Estimated reading time: 3 minutes
Measuring global temperatures allows scientists to determine “Global Warming,” which is important to predict our future climate. The term “global warming” is also used to refer to increases in the average temperature of the air and sea at Earth’s surface.
Global temperatures have not been increasing uniformly across the planet, but globally averaged temperatures definitely show an upward trend. (especially since the 1970’s) you can view this in the graphs below.
Why are we showing you this?
We believe everyone is entitled to their own opinion, and we respect that. This article is not be written to pursuade you. It is simply providing you the science, summarising it for, allowing you to make your own decision.
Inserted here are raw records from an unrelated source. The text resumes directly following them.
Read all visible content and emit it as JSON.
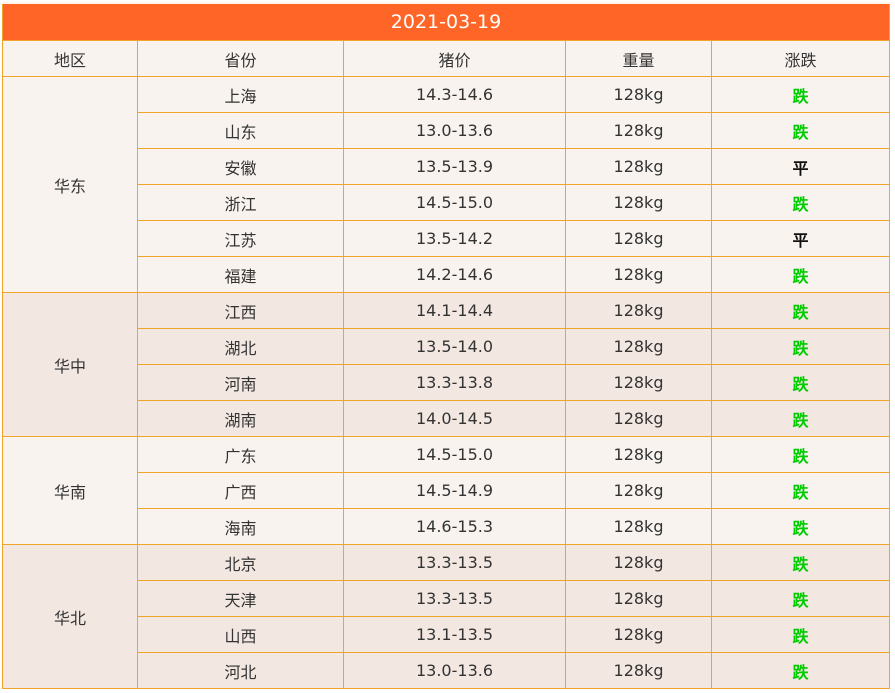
{
  "title": "2021-03-19",
  "headers": [
    "地区",
    "省份",
    "猪价",
    "重量",
    "涨跌"
  ],
  "colors": {
    "title_bg": "#ff6526",
    "border": "#f0a42a",
    "down": "#00cc00",
    "flat": "#111111"
  },
  "groups": [
    {
      "region": "华东",
      "rows": [
        {
          "province": "上海",
          "price": "14.3-14.6",
          "weight": "128kg",
          "trend": "跌"
        },
        {
          "province": "山东",
          "price": "13.0-13.6",
          "weight": "128kg",
          "trend": "跌"
        },
        {
          "province": "安徽",
          "price": "13.5-13.9",
          "weight": "128kg",
          "trend": "平"
        },
        {
          "province": "浙江",
          "price": "14.5-15.0",
          "weight": "128kg",
          "trend": "跌"
        },
        {
          "province": "江苏",
          "price": "13.5-14.2",
          "weight": "128kg",
          "trend": "平"
        },
        {
          "province": "福建",
          "price": "14.2-14.6",
          "weight": "128kg",
          "trend": "跌"
        }
      ]
    },
    {
      "region": "华中",
      "rows": [
        {
          "province": "江西",
          "price": "14.1-14.4",
          "weight": "128kg",
          "trend": "跌"
        },
        {
          "province": "湖北",
          "price": "13.5-14.0",
          "weight": "128kg",
          "trend": "跌"
        },
        {
          "province": "河南",
          "price": "13.3-13.8",
          "weight": "128kg",
          "trend": "跌"
        },
        {
          "province": "湖南",
          "price": "14.0-14.5",
          "weight": "128kg",
          "trend": "跌"
        }
      ]
    },
    {
      "region": "华南",
      "rows": [
        {
          "province": "广东",
          "price": "14.5-15.0",
          "weight": "128kg",
          "trend": "跌"
        },
        {
          "province": "广西",
          "price": "14.5-14.9",
          "weight": "128kg",
          "trend": "跌"
        },
        {
          "province": "海南",
          "price": "14.6-15.3",
          "weight": "128kg",
          "trend": "跌"
        }
      ]
    },
    {
      "region": "华北",
      "rows": [
        {
          "province": "北京",
          "price": "13.3-13.5",
          "weight": "128kg",
          "trend": "跌"
        },
        {
          "province": "天津",
          "price": "13.3-13.5",
          "weight": "128kg",
          "trend": "跌"
        },
        {
          "province": "山西",
          "price": "13.1-13.5",
          "weight": "128kg",
          "trend": "跌"
        },
        {
          "province": "河北",
          "price": "13.0-13.6",
          "weight": "128kg",
          "trend": "跌"
        }
      ]
    }
  ]
}
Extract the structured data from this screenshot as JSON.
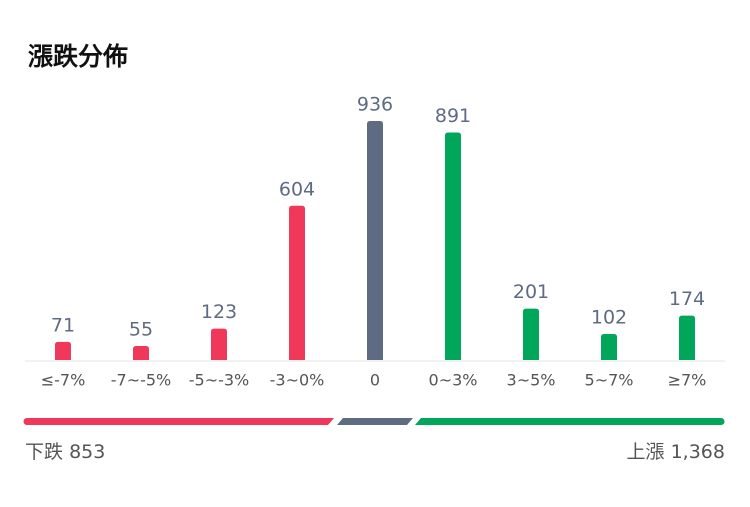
{
  "chart_data": {
    "type": "bar",
    "title": "漲跌分佈",
    "categories": [
      "≤-7%",
      "-7~-5%",
      "-5~-3%",
      "-3~0%",
      "0",
      "0~3%",
      "3~5%",
      "5~7%",
      "≥7%"
    ],
    "values": [
      71,
      55,
      123,
      604,
      936,
      891,
      201,
      102,
      174
    ],
    "colors": [
      "#f0385a",
      "#f0385a",
      "#f0385a",
      "#f0385a",
      "#5f6b82",
      "#00a65a",
      "#00a65a",
      "#00a65a",
      "#00a65a"
    ],
    "ylim": [
      0,
      936
    ],
    "grid": false
  },
  "summary": {
    "down": {
      "label": "下跌",
      "value": 853
    },
    "up": {
      "label": "上漲",
      "value": 1368,
      "value_label": "1,368"
    }
  }
}
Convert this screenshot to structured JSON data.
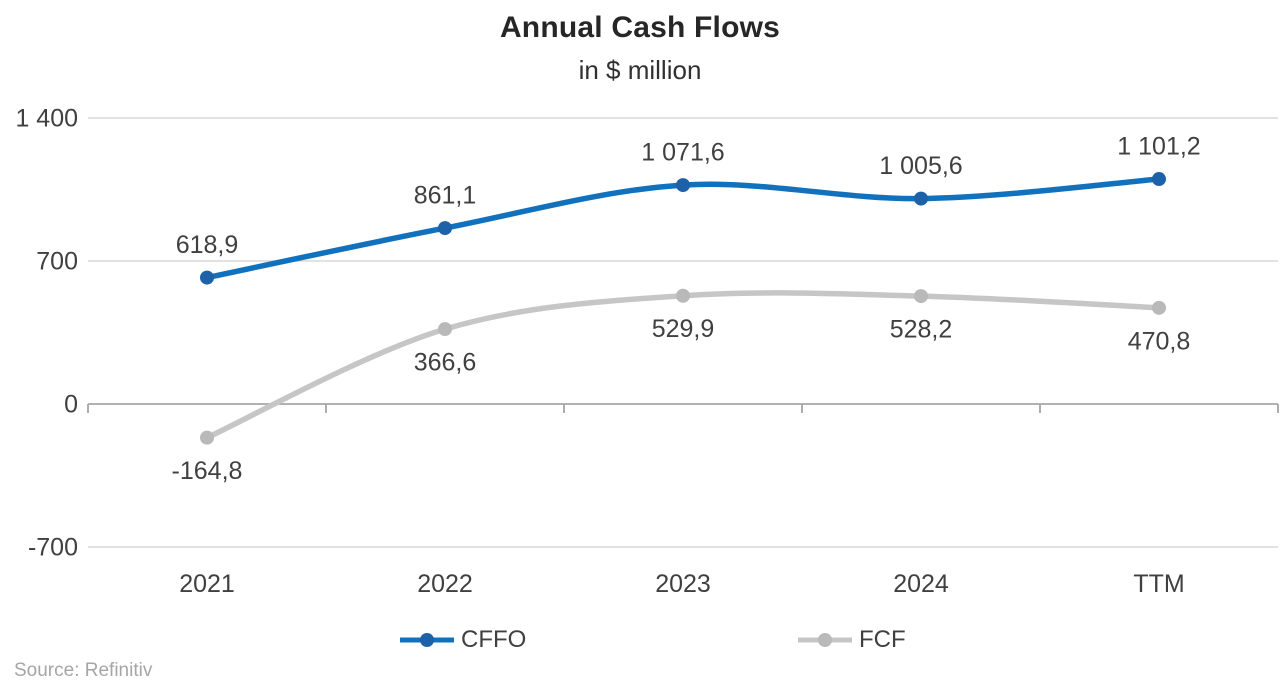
{
  "source": "Source: Refinitiv",
  "chart_data": {
    "type": "line",
    "title": "Annual Cash Flows",
    "subtitle": "in $ million",
    "categories": [
      "2021",
      "2022",
      "2023",
      "2024",
      "TTM"
    ],
    "series": [
      {
        "name": "CFFO",
        "values": [
          618.9,
          861.1,
          1071.6,
          1005.6,
          1101.2
        ],
        "labels": [
          "618,9",
          "861,1",
          "1 071,6",
          "1 005,6",
          "1 101,2"
        ],
        "color": "#1171BD",
        "marker_color": "#1D61A8",
        "label_side": "above"
      },
      {
        "name": "FCF",
        "values": [
          -164.8,
          366.6,
          529.9,
          528.2,
          470.8
        ],
        "labels": [
          "-164,8",
          "366,6",
          "529,9",
          "528,2",
          "470,8"
        ],
        "color": "#C6C6C6",
        "marker_color": "#B9B9B9",
        "label_side": "below"
      }
    ],
    "y_ticks": [
      {
        "value": 1400,
        "label": "1 400"
      },
      {
        "value": 700,
        "label": "700"
      },
      {
        "value": 0,
        "label": "0"
      },
      {
        "value": -700,
        "label": "-700"
      }
    ],
    "ylim": [
      -700,
      1400
    ],
    "smooth": true,
    "gridlines": true,
    "legend_position": "bottom",
    "colors": {
      "grid": "#D9D9D9",
      "axis": "#A6A6A6",
      "text": "#404040",
      "title": "#262626",
      "source": "#A6A6A6",
      "background": "#FFFFFF"
    }
  }
}
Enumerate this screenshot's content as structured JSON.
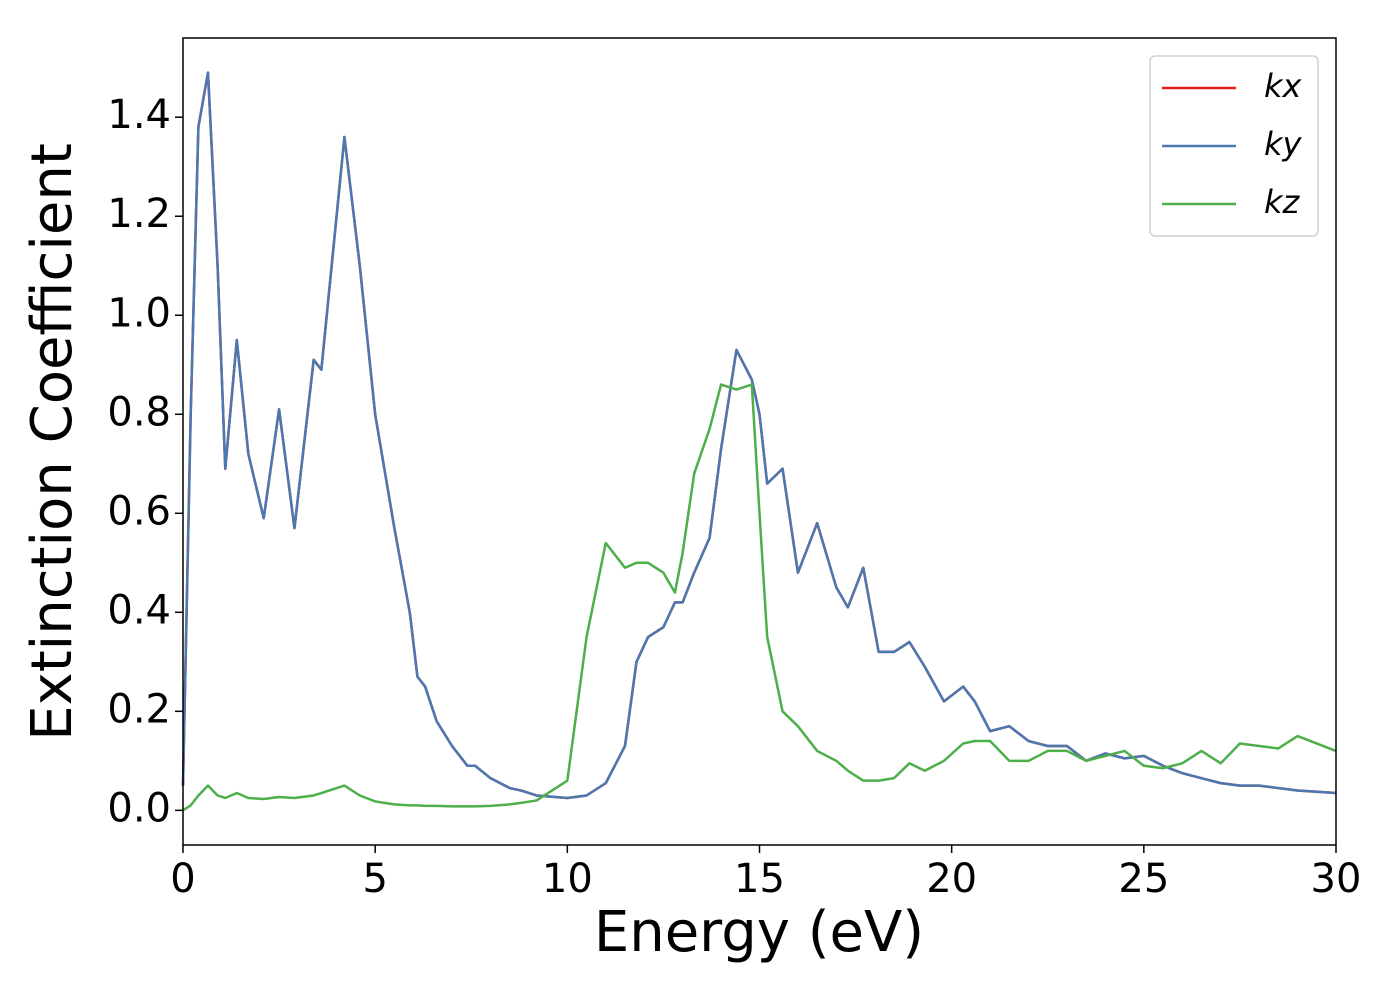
{
  "chart_data": {
    "type": "line",
    "xlabel": "Energy (eV)",
    "ylabel": "Extinction Coefficient",
    "x": [
      0,
      0.2,
      0.4,
      0.65,
      0.9,
      1.1,
      1.4,
      1.7,
      2.1,
      2.5,
      2.9,
      3.4,
      3.6,
      4.2,
      4.6,
      5.0,
      5.5,
      5.9,
      6.1,
      6.3,
      6.6,
      7.0,
      7.4,
      7.6,
      8.0,
      8.5,
      8.8,
      9.2,
      10,
      10.5,
      11,
      11.5,
      11.8,
      12.1,
      12.5,
      12.8,
      13.0,
      13.3,
      13.7,
      14.0,
      14.4,
      14.8,
      15.0,
      15.2,
      15.6,
      16.0,
      16.5,
      17.0,
      17.3,
      17.7,
      18.1,
      18.5,
      18.9,
      19.3,
      19.8,
      20.3,
      20.6,
      21.0,
      21.5,
      22.0,
      22.5,
      23.0,
      23.5,
      24.0,
      24.5,
      25.0,
      25.5,
      26.0,
      26.5,
      27.0,
      27.5,
      28.0,
      28.5,
      29.0,
      30.0
    ],
    "series": [
      {
        "name": "kx",
        "color": "#e41a1c",
        "values": [
          0.05,
          0.8,
          1.38,
          1.49,
          1.1,
          0.69,
          0.95,
          0.72,
          0.59,
          0.81,
          0.57,
          0.91,
          0.89,
          1.36,
          1.1,
          0.8,
          0.57,
          0.4,
          0.27,
          0.25,
          0.18,
          0.13,
          0.09,
          0.09,
          0.065,
          0.045,
          0.04,
          0.03,
          0.025,
          0.03,
          0.055,
          0.13,
          0.3,
          0.35,
          0.37,
          0.42,
          0.42,
          0.48,
          0.55,
          0.73,
          0.93,
          0.87,
          0.8,
          0.66,
          0.69,
          0.48,
          0.58,
          0.45,
          0.41,
          0.49,
          0.32,
          0.32,
          0.34,
          0.29,
          0.22,
          0.25,
          0.22,
          0.16,
          0.17,
          0.14,
          0.13,
          0.13,
          0.1,
          0.115,
          0.105,
          0.11,
          0.09,
          0.075,
          0.065,
          0.055,
          0.05,
          0.05,
          0.045,
          0.04,
          0.035
        ]
      },
      {
        "name": "ky",
        "color": "#4a78b0",
        "values": [
          0.05,
          0.8,
          1.38,
          1.49,
          1.1,
          0.69,
          0.95,
          0.72,
          0.59,
          0.81,
          0.57,
          0.91,
          0.89,
          1.36,
          1.1,
          0.8,
          0.57,
          0.4,
          0.27,
          0.25,
          0.18,
          0.13,
          0.09,
          0.09,
          0.065,
          0.045,
          0.04,
          0.03,
          0.025,
          0.03,
          0.055,
          0.13,
          0.3,
          0.35,
          0.37,
          0.42,
          0.42,
          0.48,
          0.55,
          0.73,
          0.93,
          0.87,
          0.8,
          0.66,
          0.69,
          0.48,
          0.58,
          0.45,
          0.41,
          0.49,
          0.32,
          0.32,
          0.34,
          0.29,
          0.22,
          0.25,
          0.22,
          0.16,
          0.17,
          0.14,
          0.13,
          0.13,
          0.1,
          0.115,
          0.105,
          0.11,
          0.09,
          0.075,
          0.065,
          0.055,
          0.05,
          0.05,
          0.045,
          0.04,
          0.035
        ]
      },
      {
        "name": "kz",
        "color": "#4daf4a",
        "values": [
          0.0,
          0.01,
          0.03,
          0.05,
          0.03,
          0.025,
          0.035,
          0.025,
          0.023,
          0.027,
          0.025,
          0.03,
          0.035,
          0.05,
          0.03,
          0.018,
          0.012,
          0.01,
          0.01,
          0.009,
          0.009,
          0.008,
          0.008,
          0.008,
          0.009,
          0.012,
          0.015,
          0.02,
          0.06,
          0.35,
          0.54,
          0.49,
          0.5,
          0.5,
          0.48,
          0.44,
          0.52,
          0.68,
          0.77,
          0.86,
          0.85,
          0.86,
          0.6,
          0.35,
          0.2,
          0.17,
          0.12,
          0.1,
          0.08,
          0.06,
          0.06,
          0.065,
          0.095,
          0.08,
          0.1,
          0.135,
          0.14,
          0.14,
          0.1,
          0.1,
          0.12,
          0.12,
          0.1,
          0.11,
          0.12,
          0.09,
          0.085,
          0.095,
          0.12,
          0.095,
          0.135,
          0.13,
          0.125,
          0.15,
          0.12
        ]
      }
    ],
    "xlim": [
      0,
      30
    ],
    "xticks": [
      0,
      5,
      10,
      15,
      20,
      25,
      30
    ],
    "ylim": [
      -0.07,
      1.56
    ],
    "yticks": [
      {
        "value": 0,
        "label": "0.0"
      },
      0.2,
      0.4,
      0.6,
      0.8,
      {
        "value": 1,
        "label": "1.0"
      },
      1.2,
      1.4
    ],
    "legend": "upper right",
    "grid": false
  }
}
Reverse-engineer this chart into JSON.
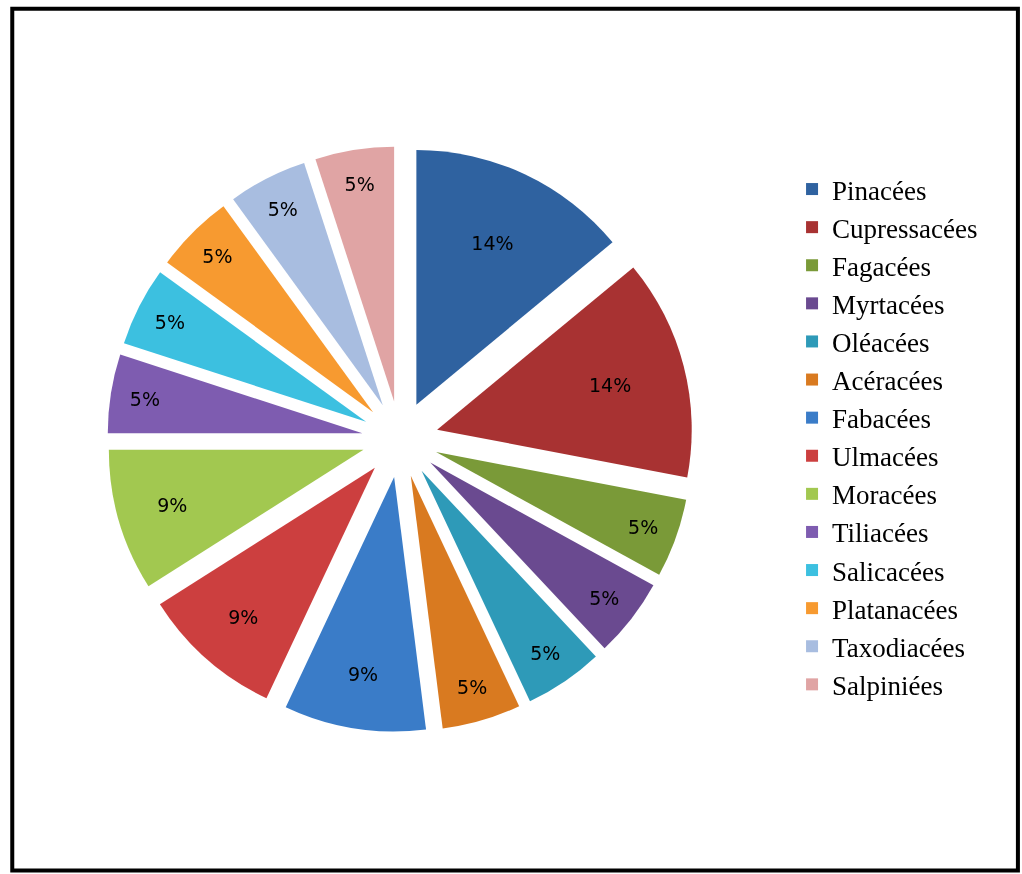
{
  "chart_data": {
    "type": "pie",
    "categories": [
      "Pinacées",
      "Cupressacées",
      "Fagacées",
      "Myrtacées",
      "Oléacées",
      "Acéracées",
      "Fabacées",
      "Ulmacées",
      "Moracées",
      "Tiliacées",
      "Salicacées",
      "Platanacées",
      "Taxodiacées",
      "Salpiniées"
    ],
    "values": [
      14,
      14,
      5,
      5,
      5,
      5,
      9,
      9,
      9,
      5,
      5,
      5,
      5,
      5
    ],
    "colors": [
      "#2f62a0",
      "#a83232",
      "#7a9a38",
      "#6a4a90",
      "#2e9ab8",
      "#d97a20",
      "#3a7cc8",
      "#cc3f3f",
      "#a2c850",
      "#7e5cb0",
      "#3cc0e0",
      "#f79a30",
      "#a8bde0",
      "#e0a4a4"
    ],
    "value_labels": [
      "14%",
      "14%",
      "5%",
      "5%",
      "5%",
      "5%",
      "9%",
      "9%",
      "9%",
      "5%",
      "5%",
      "5%",
      "5%",
      "5%"
    ],
    "legend": "right"
  }
}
NASA – Global Temperature Index
NASA’s graph illustrates the change in global surface temperature relative to 1951-1980 average temperatures. Nineteen of the 20 warmest years all have occurred since 2001, except for 1998. The year 2016 ranks as the warmest on record (source: NASA/GISS). This research is broadly consistent with similar constructions prepared by the Climatic Research Unit and the National Oceanic and Atmospheric Administration.
Source: NASA Climate Global Climate Change, retrieved on December 9, 2020. Data download
NOAA – Climate at a Glance: Global Time Series
Climate Monitoring at NOAA’s National Centers for Environmental Information is committed to the monitoring and assessment of the state of the Earth’s climate in near real-time, providing decision-makers at all levels of the public and private sectors with data and information on climate trends and variability.
Source: NOAA National Centers for Environmental Information, Climate at a Glance: Global Time Series, published November 2019, retrieved on December 9, 2020, from https://www.ncdc.noaa.gov/cag/
European Environment Agency
How do they determine the Average Global Temperature?
To determine the Earth’s temperature, scientists combine measurements from the air above land and the ocean surface collected by ships, buoys, and sometimes satellites, too.
The temperature at each land and ocean station is compared daily to what is ‘normal’ for that location and time, typically the long-term average over a 30-year period. The differences are called an ‘anomalies’ and they help scientists evaluate how temperature is changing over time.
A ‘positive’ anomaly means the temperature is warmer than the long-term average, a ‘negative’ anomaly means it’s cooler. Daily anomalies are averaged together over a whole month. These are, in turn, used to work out temperature anomalies from season-to-season and year-to-year.
What data do they use to measure global temperatures?
Scientists use four major datasets to study global temperature. The UK Met Office Hadley Centre and the University of East Anglia’s Climatic Research Unit jointly produce HadCRUT4 .
In the US, the GISTEMP series comes via the NASA Goddard Institute for Space Sciences (GISS), while the National Oceanic and Atmospheric Administration (NOAA) creates the MLOST record. The Japan Meteorological Agency (JMA) produces a fourth dataset.